Mrożące krew w żyłach wydarzenia działy się we wtorkowe przedpołudnie. Po wiadukcie nad drogą ekspresową S5 zlokalizowanym na terenie gminy Ostróda na krawędzi przemieszczał się mężczyzna. Został zauważony przez przejeżdżających tamtędy kierowców, którzy poinformowali o tym fakcie centrum powiadamiania ratunkowego. Jednak najpierw służby ratunkowe o tym zdarzeniu miały zostać poinformowane przez bliskich mężczyzny stojącego na wiadukcie. Prawdopodobnie miało dojść do tego po tym jak 35-latek dowiedział się, że jego kobieta chce od niego odejść. Rozemocjonowany ruszył na wiadukt, wyszedł za barierkę zabezpieczającą i zapowiadał, że skoczy.
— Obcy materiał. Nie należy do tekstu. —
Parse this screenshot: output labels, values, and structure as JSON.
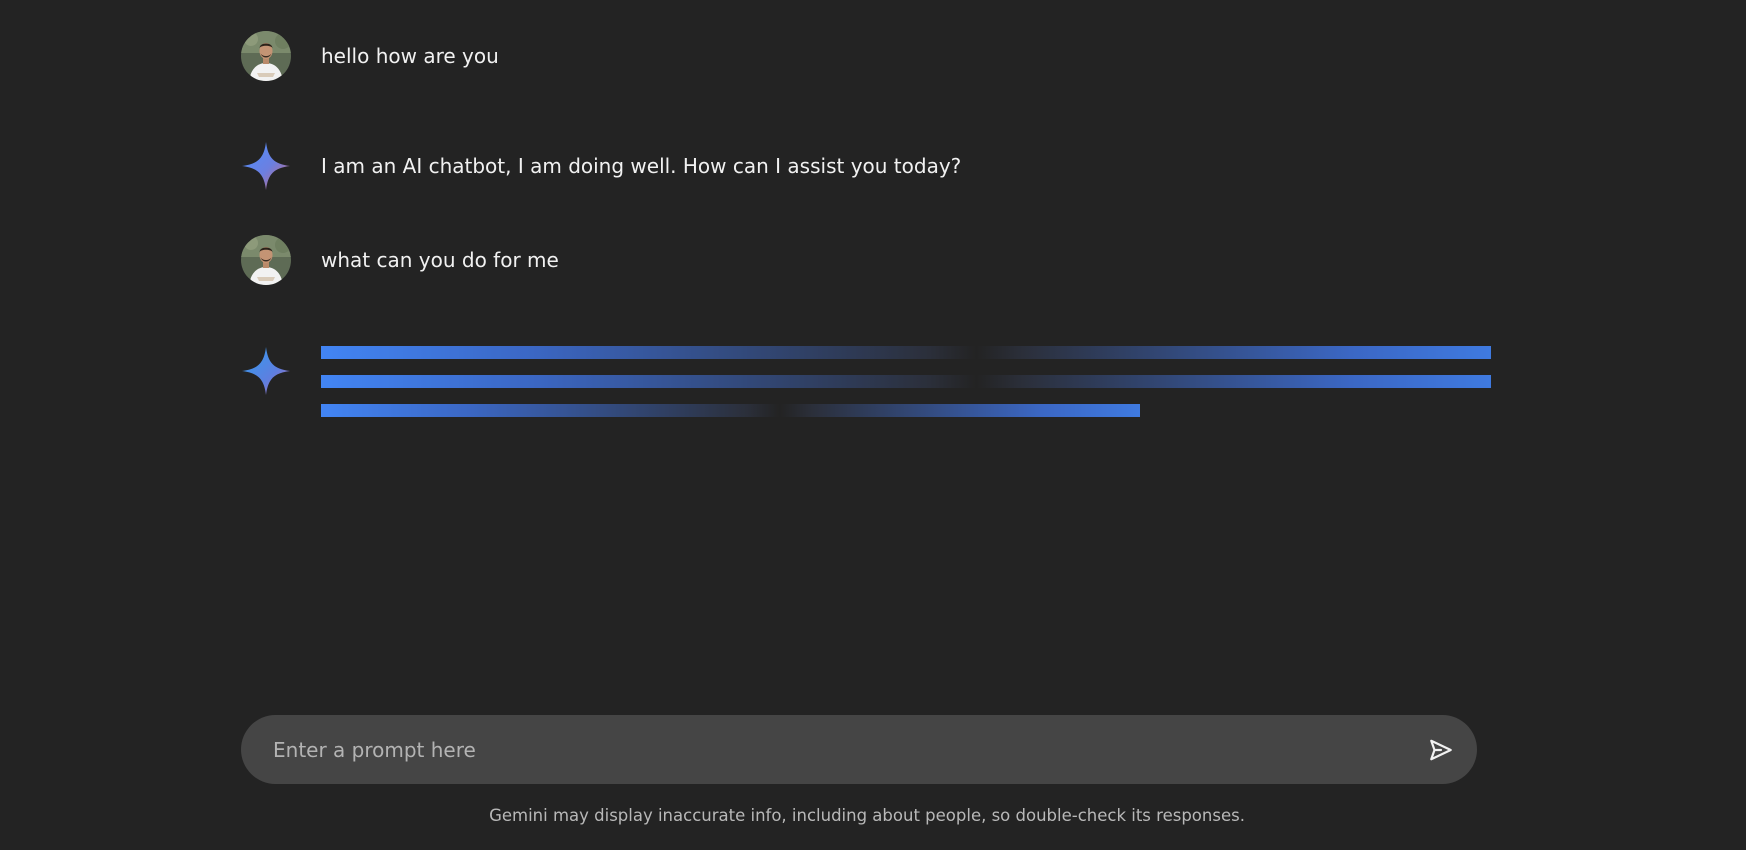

Szybko na miejscu pojawili się strażacy, policjanci oraz zespół ratownictwa medycznego. Na obu nitkach ekspresowej S5 wstrzymany został ruch. Strażacy natychmiast rozłożyli skokochron i przez jakiś czas przemieszczali się z nim raz w lewo, raz w prawo – w ślad za zdesperowanym człowiekiem. Kiedy grupa strażaków ze skokochronem zabezpieczała miejsce ewentualnego upadku inni funkcjonariusze straży i policji ruszyli na wiadukt. Prowadzone były negocjacje z desperatem, aż w końcu mundurowi zbliżyli się do niego na tyle blisko, że podczas chwili nieuwagi mężczyzny uniemożliwili jemu skok. Strażacy wykorzystali do tego uprząż alpinistyczną, którą przypięli chłopa do barierki. Po wszystkim nieszczęśliwie zakochany niedoszły samobójca został przewieziony do szpitala.